Id::configure(IdFactory::TYPE_UUID_V4, [ /* options, see above */);

// Generate the default ID type
Id::make();
// 47e3c427-3f82-4dc7-a6ca-c83561a9cdfb

// Or use any of the other factory methods to create a particular type of ID

Charm\Id::uuid1();
// c85fb57a-f391-11eb-bb00-0242ee781401

Charm\Id::uuid4();
// 47e3c427-3f82-4dc7-a6ca-c83561a9cdfb

Charm\Id::comb();
// 061089ba-be18-475b-90ed-0242ee781401

Charm\Id::snowflake();
// 262805082062461697

Charm\Id::instaflake();
// 262805082067699458

Charm\Id::sonyflake();
// 33064438777189377

Configuration:

Configuration is done via the IdFactory constructor, or the Id::configure() method. For up-to-date configuration options, see the IdFactory source file.

Comparison:

  • UUID v1 provides an 128 bit RFC4122 compliant UUID version 1 variant 1. It is designed to be globally unique for any datacenter and computer, always. It uses 48 bits to uniquely identify the computer it runs on, and a 60 bit timestamp in 100 nanosecond increments since 15th October 1582. The probability for a collision is extremely small.

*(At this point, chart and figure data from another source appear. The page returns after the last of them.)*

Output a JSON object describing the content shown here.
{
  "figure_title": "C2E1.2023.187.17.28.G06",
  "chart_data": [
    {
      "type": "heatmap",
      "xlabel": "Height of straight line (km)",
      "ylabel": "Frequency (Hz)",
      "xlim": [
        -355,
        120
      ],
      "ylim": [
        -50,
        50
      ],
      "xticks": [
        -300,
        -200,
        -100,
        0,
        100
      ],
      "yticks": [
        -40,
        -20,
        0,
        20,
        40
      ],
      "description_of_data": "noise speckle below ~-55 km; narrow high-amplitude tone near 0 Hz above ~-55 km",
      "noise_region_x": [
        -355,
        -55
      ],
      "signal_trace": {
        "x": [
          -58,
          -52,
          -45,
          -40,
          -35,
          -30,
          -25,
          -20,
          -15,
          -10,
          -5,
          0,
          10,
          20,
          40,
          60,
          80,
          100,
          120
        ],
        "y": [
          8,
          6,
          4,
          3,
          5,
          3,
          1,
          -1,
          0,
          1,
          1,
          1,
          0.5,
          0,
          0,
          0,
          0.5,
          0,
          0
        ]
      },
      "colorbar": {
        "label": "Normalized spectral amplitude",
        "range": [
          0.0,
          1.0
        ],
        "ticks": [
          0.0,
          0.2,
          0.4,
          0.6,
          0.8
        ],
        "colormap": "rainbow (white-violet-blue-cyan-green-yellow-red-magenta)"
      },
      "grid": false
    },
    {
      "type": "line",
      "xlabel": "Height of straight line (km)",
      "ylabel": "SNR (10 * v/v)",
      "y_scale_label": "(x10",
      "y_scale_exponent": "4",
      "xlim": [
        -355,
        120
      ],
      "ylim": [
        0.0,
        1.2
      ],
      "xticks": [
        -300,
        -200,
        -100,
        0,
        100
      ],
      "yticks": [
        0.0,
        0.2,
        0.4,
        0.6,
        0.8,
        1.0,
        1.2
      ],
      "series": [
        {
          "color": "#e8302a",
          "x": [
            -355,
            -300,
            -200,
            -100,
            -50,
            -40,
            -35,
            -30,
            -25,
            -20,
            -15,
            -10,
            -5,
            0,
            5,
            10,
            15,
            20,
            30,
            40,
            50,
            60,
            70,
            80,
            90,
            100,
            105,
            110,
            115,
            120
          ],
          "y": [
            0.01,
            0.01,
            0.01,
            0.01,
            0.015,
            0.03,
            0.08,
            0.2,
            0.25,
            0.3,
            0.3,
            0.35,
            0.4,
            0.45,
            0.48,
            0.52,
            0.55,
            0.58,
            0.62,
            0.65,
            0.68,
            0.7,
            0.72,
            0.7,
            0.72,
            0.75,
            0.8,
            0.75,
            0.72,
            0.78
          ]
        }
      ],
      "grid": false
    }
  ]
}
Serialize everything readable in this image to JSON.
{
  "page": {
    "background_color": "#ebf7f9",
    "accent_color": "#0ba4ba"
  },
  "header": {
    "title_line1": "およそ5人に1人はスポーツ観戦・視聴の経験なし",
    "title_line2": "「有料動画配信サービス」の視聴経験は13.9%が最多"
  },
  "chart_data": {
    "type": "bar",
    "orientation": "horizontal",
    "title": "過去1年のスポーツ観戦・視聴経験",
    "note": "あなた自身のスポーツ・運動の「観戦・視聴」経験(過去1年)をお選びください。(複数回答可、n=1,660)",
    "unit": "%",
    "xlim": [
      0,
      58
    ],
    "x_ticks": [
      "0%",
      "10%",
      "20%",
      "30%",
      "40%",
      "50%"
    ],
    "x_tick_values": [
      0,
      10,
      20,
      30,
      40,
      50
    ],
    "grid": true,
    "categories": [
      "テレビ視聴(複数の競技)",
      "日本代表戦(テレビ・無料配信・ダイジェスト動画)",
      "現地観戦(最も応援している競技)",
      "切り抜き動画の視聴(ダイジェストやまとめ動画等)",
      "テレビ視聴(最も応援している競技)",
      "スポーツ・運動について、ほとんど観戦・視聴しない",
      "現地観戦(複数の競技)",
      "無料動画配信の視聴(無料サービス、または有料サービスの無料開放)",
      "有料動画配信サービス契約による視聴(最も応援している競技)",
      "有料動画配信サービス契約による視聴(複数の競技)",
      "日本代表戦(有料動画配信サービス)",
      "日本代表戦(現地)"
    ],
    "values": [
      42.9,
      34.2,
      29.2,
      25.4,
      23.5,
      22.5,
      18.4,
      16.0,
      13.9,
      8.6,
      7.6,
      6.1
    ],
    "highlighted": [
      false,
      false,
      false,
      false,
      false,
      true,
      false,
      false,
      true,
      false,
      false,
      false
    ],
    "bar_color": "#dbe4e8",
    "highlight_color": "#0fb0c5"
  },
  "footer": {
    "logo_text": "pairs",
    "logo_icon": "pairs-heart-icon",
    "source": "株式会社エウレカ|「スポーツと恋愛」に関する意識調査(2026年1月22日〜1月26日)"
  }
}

  • UUID v4 provides an 128 bit RFC4122 compliant UUID v4 variant 1 (also aka GUID). It is built from a very large 122 bit random number. The generator uses a random_bytes() which consumes random numbers which are considered cryptographically secure.

  • COMB UUID camouflages as a 128 bit RFC4122 compliant UUID v4, but it is built using the same principles as UUID v1: 60 bit timestamp, 14 bit sequence ID and 48 bit machine ID in a sorted order.

  • Snowflake is a 64 bit integer, which is suitable for storing in databases and is able to guarantee unique IDs across data centers and servers - provided that the machine ID is unique.

  • Instaflake and Sonyflake are variations of Snowflake, with different priorities with regard to timestamp resolution and number of machines.

Snowflake and variants are usually sufficient for any internal ID scheme up to Twitter or Instagram scale. UUIDs are by many considered to be too large to be used extensively internally in a database - but are very useful to generate unique IDs for APIs or for allowing external clients to generate IDs offline.